37. I note too that in his affidavit sworn 1 April 1986 Mr Pickering deposed to an attempt made by him on 28 January 1986 to have Mr Segon instruct Mr Barker to request urgent registration. Mr Segon replied "He knows it's urgent". I accept that evidence. It indicates in my opinion that Mr Segon too was not as at 28 January 1986 sufficiently seised of the urgency of the matter to give what seem to me to have been the reasonable instructions sought. I think compliance with Mr Segon's request would have been reasonable and obedience to such instructions would have imposed no undue burden on Mr Barker. Nor would Mr Barker have undertaken any such burden had he requested urgent registration of his own volition.
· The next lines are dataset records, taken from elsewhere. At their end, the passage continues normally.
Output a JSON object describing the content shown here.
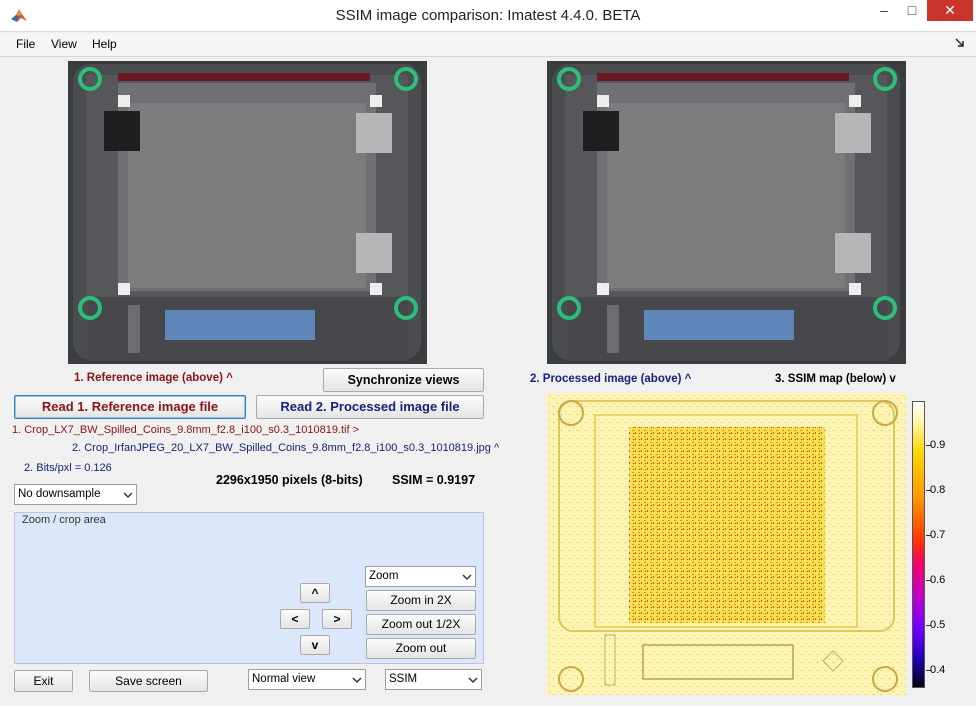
{
  "window": {
    "title": "SSIM image comparison:  Imatest 4.4.0. BETA",
    "minimize": "–",
    "maximize": "□",
    "close": "✕"
  },
  "menu": {
    "file": "File",
    "view": "View",
    "help": "Help"
  },
  "labels": {
    "reference": "1.  Reference image (above)   ^",
    "processed": "2.  Processed image (above)   ^",
    "ssim_map": "3.  SSIM map (below)   v",
    "pixels": "2296x1950 pixels  (8-bits)",
    "ssim_value": "SSIM = 0.9197",
    "bits_per_pixel": "2. Bits/pxl = 0.126",
    "zoom_panel_title": "Zoom / crop area"
  },
  "files": {
    "reference_file": "1. Crop_LX7_BW_Spilled_Coins_9.8mm_f2.8_i100_s0.3_1010819.tif >",
    "processed_file": "2. Crop_IrfanJPEG_20_LX7_BW_Spilled_Coins_9.8mm_f2.8_i100_s0.3_1010819.jpg ^"
  },
  "buttons": {
    "synchronize": "Synchronize views",
    "read_reference": "Read 1. Reference image file",
    "read_processed": "Read 2. Processed image file",
    "up": "^",
    "left": "<",
    "right": ">",
    "down": "v",
    "zoom_in": "Zoom in  2X",
    "zoom_out_half": "Zoom out 1/2X",
    "zoom_out": "Zoom out",
    "exit": "Exit",
    "save_screen": "Save screen"
  },
  "selects": {
    "downsample": "No downsample",
    "zoom_mode": "Zoom",
    "view_mode": "Normal view",
    "display": "SSIM"
  },
  "colorbar": {
    "ticks": [
      "0.9",
      "0.8",
      "0.7",
      "0.6",
      "0.5",
      "0.4"
    ]
  },
  "colors": {
    "reference_red": "#8b1418",
    "processed_blue": "#17237a",
    "zoom_panel_bg": "#dde7fb",
    "close_button": "#c7352c"
  },
  "icons": {
    "app": "matlab-logo-icon",
    "dock": "dock-arrow-icon",
    "dropdown": "chevron-down-icon"
  }
}
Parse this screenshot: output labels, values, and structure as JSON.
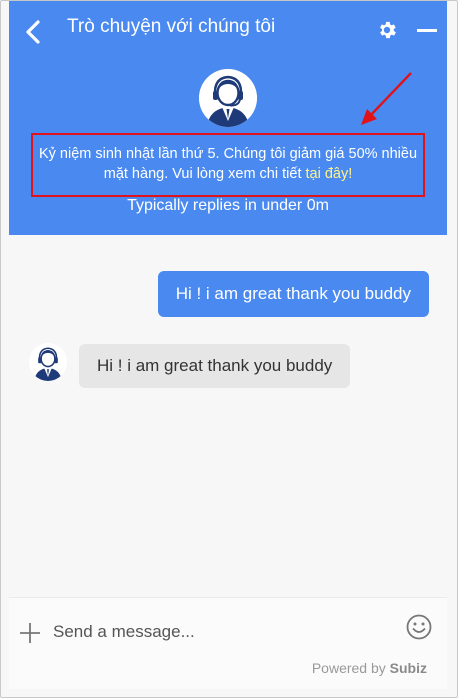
{
  "header": {
    "title": "Trò chuyện với chúng tôi",
    "back_icon": "chevron-left-icon",
    "settings_icon": "gear-icon",
    "minimize_icon": "minus-icon",
    "promo_text": "Kỷ niệm sinh nhật lần thứ 5. Chúng tôi giảm giá 50% nhiều mặt hàng. Vui lòng xem chi tiết ",
    "promo_link": "tại đây!",
    "replies": "Typically replies in under 0m"
  },
  "messages": [
    {
      "direction": "outgoing",
      "text": "Hi ! i am great thank you buddy"
    },
    {
      "direction": "incoming",
      "text": "Hi ! i am great thank you buddy"
    }
  ],
  "composer": {
    "placeholder": "Send a message...",
    "value": "",
    "attach_icon": "plus-icon",
    "emoji_icon": "smiley-icon",
    "powered_by": "Powered by",
    "brand": "Subiz"
  },
  "colors": {
    "accent": "#4a8af0",
    "annotation": "#e0121a",
    "link": "#fff48a",
    "incoming_bubble": "#e6e6e6"
  }
}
38. In all the circumstances, I am satisfied that the defendant's failure to request registration as a matter of urgency was a failure in the duty imposed impliedly on it by the agreement for sale and that therefore it could not properly take advantage of that failure to give notice of rescission.

39. The plaintiff pleaded also that before its purported rescission after 31 January 1986 the defendant elected to confirm the agreement.

40. Mr Segon of the defendant company swore in his affidavit of 8 April 1986 that not later than 7 February 1986 during the course of telephone negotiations with Mr Pickering he requested that Mr Pickering advise whether he would be prepared to consent to the extension of the period of time during which the defendant could pull out for a further period of 14 days. The request was refused. On 11 February 1986 during a further conversation with Mr Pickering Mr Segon again requested an extension of time for pulling out. That request was made during the course of a conversation deposed to by Mr Pickering in his affidavit referred to above. I accept Mr Pickering's version of that conversation.

41. In my opinion Mr Segon's request for an extension of time in respect of the date when notice of rescission might be given constituted an unequivocal election to confirm the agreement for sale, an election made by Mr Segon as director and hence with appropriate authority and in full knowledge that the defendant could have, after 31 January 1986, assuming it had performed its implied duty under the agreement, rescinded it by appropriate notice. Sargent v. A.S.L Developments Ltd. [1974] HCA 40; (1974) 131 CLR 634.

42. Counsel for the plaintiff sought also to put an alternative argument that since registration of the Units Plan was effected on 7 February 1986 before notice of the rescission was given it was too late because the relevant condition had been fulfilled. He relied upon, inter alia, Suttor v. Gundowda Pty. Ltd. [1950] HCA 35; (1950) 81 CLR 418 and Cutilio v. De Blasio (1974) 9 SASR 108, particularly at p 122. The facts on which this submission was based are clearly established but I find it unnecessary to decide the question raised in view of the conclusions I have earlier come to.

43. There will be judgment for the plaintiff.